The robotic camera and operating instruments were inserted through the various ports. With this system the patient did not have to go on bypass. His heart was still beating when the surgical lesions (RF burns) were made. He did have to have one side of his lungs deflated and re-inflated in order to fit the AtriCure bipolar RF clamp around the pulmonary veins. This same procedure was repeated on the other side of the chest after the live presentation.

The images transmitted by the robotic camera were remarkably clear and vibrant. The clamp was inserted around each vein. 5-6 burns at a median output of 10 to 15 W were made on each vein to ensure transmurality. A roof line was also made. [I apologize for not being able to follow what additional lesions or burn patterns were made.] It was remarkable how big the patient’s Left Atrial Appendage was and how active and rapidly it pumped into the ventricle along with the left atrium. It was fascinating to watch the surgeons position the AtriClamp on the LAA and close it off.

[After the LAA is closed off, I’m told it eventually shrivels up like a dried grape.

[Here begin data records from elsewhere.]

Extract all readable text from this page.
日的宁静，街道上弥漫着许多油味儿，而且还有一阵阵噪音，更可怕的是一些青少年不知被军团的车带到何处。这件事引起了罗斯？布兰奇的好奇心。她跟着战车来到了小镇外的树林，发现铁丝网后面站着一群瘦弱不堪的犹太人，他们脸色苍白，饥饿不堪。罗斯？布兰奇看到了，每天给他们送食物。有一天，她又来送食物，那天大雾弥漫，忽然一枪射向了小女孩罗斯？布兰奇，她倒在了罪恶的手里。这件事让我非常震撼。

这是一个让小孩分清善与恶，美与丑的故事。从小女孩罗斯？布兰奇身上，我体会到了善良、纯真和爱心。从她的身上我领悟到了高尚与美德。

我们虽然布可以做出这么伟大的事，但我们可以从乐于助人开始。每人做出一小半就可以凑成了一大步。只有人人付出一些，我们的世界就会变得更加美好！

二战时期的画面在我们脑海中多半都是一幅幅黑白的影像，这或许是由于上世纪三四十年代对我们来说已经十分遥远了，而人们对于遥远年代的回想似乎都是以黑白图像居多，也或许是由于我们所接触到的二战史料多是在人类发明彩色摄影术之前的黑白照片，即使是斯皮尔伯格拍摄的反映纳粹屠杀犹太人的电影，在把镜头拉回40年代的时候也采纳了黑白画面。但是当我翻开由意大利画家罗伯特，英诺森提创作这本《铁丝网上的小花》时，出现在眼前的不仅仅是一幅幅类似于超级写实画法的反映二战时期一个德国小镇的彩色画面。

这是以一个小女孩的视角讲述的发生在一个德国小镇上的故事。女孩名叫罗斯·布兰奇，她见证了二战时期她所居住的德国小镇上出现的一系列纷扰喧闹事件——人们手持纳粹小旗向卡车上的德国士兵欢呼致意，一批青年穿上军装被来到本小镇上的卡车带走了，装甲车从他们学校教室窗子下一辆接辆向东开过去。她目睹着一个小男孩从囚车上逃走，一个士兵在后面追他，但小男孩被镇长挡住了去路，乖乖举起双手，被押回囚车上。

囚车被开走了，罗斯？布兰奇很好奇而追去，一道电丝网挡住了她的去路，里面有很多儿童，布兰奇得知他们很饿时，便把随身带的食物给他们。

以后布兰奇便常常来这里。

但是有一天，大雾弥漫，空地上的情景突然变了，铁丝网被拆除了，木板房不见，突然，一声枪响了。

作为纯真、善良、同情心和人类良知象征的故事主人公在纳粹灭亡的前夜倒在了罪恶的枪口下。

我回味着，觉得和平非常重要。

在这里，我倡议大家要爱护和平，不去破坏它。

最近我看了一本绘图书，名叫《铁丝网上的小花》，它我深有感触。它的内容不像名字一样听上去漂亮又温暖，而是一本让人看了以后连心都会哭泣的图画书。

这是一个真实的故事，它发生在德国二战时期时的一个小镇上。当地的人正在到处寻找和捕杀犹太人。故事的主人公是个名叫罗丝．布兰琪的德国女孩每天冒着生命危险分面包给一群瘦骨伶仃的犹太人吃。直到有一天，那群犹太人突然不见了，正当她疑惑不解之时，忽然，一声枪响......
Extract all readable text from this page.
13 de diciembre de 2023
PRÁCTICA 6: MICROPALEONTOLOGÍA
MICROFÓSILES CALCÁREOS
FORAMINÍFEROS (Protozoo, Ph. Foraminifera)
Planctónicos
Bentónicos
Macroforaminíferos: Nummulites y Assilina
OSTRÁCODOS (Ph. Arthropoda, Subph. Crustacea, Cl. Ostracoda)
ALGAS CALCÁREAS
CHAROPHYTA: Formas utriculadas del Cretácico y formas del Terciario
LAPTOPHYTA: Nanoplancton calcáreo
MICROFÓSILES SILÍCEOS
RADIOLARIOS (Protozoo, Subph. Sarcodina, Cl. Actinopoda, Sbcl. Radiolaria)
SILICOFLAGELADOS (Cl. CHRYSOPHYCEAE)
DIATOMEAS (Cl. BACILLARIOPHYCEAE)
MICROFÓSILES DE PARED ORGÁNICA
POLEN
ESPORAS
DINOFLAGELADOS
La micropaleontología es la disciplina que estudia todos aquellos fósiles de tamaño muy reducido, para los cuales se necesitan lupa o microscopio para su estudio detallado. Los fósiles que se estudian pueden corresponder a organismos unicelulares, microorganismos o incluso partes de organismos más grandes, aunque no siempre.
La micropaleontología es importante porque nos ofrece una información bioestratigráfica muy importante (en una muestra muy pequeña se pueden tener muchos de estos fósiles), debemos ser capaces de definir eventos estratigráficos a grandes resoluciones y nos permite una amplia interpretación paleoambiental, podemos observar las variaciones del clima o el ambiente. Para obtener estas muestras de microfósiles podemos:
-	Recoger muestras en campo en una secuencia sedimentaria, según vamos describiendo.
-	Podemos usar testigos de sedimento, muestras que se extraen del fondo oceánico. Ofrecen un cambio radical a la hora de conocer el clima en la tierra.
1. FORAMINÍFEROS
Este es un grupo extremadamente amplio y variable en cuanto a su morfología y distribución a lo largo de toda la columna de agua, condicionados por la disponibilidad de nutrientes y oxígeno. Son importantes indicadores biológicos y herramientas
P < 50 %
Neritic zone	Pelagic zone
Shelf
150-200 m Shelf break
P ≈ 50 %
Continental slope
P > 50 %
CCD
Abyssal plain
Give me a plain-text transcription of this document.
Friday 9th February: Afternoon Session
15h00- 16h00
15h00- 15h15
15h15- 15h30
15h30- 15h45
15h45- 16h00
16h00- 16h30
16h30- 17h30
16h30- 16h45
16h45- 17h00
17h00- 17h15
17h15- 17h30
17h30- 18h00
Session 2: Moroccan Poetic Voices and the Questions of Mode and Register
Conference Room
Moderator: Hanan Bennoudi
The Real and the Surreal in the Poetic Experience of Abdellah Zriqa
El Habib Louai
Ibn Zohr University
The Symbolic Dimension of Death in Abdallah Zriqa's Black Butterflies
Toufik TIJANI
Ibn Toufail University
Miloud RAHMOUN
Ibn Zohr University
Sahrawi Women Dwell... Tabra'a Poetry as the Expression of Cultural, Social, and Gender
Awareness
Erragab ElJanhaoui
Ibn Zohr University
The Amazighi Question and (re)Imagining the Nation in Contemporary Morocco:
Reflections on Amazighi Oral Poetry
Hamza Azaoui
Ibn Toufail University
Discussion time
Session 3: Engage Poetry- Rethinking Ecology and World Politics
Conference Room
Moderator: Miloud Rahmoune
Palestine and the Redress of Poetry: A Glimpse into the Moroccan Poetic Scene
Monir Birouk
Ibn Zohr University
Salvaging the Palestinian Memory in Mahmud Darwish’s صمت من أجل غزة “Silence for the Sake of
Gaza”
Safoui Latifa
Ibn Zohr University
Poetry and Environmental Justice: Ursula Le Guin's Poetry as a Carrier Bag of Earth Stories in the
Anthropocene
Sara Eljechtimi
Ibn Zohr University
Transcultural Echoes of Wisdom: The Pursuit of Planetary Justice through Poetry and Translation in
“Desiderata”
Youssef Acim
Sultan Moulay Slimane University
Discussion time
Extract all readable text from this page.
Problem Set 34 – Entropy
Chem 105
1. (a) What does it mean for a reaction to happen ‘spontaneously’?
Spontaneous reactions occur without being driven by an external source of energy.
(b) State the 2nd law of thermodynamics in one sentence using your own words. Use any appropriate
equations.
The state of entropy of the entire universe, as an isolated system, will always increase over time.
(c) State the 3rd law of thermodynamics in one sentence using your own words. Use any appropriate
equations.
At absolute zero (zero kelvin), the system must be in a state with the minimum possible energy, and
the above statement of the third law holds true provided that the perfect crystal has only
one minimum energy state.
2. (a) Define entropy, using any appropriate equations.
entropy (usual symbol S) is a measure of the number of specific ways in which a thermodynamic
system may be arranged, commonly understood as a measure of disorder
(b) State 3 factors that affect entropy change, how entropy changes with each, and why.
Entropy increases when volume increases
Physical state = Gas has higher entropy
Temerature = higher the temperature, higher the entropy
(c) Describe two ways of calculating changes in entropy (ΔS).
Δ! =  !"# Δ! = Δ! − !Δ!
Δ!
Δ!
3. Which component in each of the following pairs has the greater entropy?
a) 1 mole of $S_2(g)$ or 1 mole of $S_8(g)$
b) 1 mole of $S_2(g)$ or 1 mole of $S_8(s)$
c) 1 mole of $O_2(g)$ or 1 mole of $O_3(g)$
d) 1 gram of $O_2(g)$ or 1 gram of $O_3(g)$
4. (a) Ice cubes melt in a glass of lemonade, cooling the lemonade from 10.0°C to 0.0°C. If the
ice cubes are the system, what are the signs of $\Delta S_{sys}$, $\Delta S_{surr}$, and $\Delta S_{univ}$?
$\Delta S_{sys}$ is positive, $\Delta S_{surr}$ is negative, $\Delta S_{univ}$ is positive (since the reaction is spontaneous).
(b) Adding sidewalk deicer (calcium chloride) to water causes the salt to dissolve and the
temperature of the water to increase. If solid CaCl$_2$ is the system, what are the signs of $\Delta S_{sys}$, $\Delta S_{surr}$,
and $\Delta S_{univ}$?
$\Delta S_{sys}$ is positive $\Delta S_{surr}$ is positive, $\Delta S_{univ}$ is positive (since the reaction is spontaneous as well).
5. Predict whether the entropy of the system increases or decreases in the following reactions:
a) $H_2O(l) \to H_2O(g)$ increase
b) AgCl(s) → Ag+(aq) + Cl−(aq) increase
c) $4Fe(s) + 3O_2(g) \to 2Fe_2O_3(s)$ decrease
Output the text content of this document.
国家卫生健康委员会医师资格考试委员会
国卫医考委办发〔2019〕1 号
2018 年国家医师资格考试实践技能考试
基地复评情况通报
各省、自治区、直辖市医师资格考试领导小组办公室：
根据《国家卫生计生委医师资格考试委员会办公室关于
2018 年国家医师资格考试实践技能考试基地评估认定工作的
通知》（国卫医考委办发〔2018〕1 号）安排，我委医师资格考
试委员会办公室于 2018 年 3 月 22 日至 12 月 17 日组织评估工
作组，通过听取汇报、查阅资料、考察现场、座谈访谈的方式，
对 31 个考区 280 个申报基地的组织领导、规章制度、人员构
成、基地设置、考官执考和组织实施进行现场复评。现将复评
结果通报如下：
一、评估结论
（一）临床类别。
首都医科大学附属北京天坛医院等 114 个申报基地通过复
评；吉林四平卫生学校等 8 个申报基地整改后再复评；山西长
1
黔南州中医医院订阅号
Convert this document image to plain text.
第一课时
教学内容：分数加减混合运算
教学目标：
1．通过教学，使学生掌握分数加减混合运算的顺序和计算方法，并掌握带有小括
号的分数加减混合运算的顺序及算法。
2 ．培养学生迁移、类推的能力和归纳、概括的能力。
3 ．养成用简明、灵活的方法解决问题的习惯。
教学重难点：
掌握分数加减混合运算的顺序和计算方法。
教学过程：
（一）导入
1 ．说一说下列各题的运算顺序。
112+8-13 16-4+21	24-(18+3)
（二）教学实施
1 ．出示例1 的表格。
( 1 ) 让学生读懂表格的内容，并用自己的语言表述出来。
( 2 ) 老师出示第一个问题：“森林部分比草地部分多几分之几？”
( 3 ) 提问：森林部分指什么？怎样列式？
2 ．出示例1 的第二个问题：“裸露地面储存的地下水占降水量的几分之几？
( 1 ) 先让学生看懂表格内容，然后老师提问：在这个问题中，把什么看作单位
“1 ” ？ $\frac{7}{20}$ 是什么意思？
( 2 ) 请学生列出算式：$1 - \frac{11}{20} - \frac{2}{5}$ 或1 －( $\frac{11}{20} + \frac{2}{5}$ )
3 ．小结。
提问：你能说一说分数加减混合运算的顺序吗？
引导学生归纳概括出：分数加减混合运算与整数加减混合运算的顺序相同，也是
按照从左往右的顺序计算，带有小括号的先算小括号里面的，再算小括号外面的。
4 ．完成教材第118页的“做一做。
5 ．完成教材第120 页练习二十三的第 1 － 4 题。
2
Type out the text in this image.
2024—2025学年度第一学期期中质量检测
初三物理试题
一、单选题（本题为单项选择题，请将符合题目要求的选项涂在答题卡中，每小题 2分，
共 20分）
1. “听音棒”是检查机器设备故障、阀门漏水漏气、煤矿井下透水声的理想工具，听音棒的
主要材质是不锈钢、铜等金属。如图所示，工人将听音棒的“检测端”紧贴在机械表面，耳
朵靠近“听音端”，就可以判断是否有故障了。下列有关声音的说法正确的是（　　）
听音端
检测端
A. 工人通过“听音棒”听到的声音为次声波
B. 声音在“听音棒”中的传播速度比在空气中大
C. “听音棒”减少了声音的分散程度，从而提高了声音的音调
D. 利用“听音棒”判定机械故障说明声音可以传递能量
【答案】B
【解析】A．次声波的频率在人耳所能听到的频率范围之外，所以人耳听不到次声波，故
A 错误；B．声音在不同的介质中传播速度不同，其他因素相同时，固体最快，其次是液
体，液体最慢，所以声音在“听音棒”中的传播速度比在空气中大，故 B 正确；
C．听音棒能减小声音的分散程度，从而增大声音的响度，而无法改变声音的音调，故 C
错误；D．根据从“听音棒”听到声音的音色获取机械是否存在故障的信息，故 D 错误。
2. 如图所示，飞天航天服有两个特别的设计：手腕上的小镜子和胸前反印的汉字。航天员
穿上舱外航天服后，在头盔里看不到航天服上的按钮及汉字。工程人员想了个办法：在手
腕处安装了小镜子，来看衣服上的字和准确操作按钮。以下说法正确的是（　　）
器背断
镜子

Partially because his LAA was so large and active, this patient will likely experience a significant loss of pumping volume in his left atrium after closing off his LAA. But he probably wasn’t very active any way and may not even notice the change.] They did not perform ablation of the ganglionated plexi areas. “There is until now too little evidence to advocate a systematic ganglionated plexi ablation strategy.”1

GFX TV set SIBERIA RUSSIA150 pix by 96 resRenal Denervation and Pulmonary Vein Isolation for PAF (siberia, russia)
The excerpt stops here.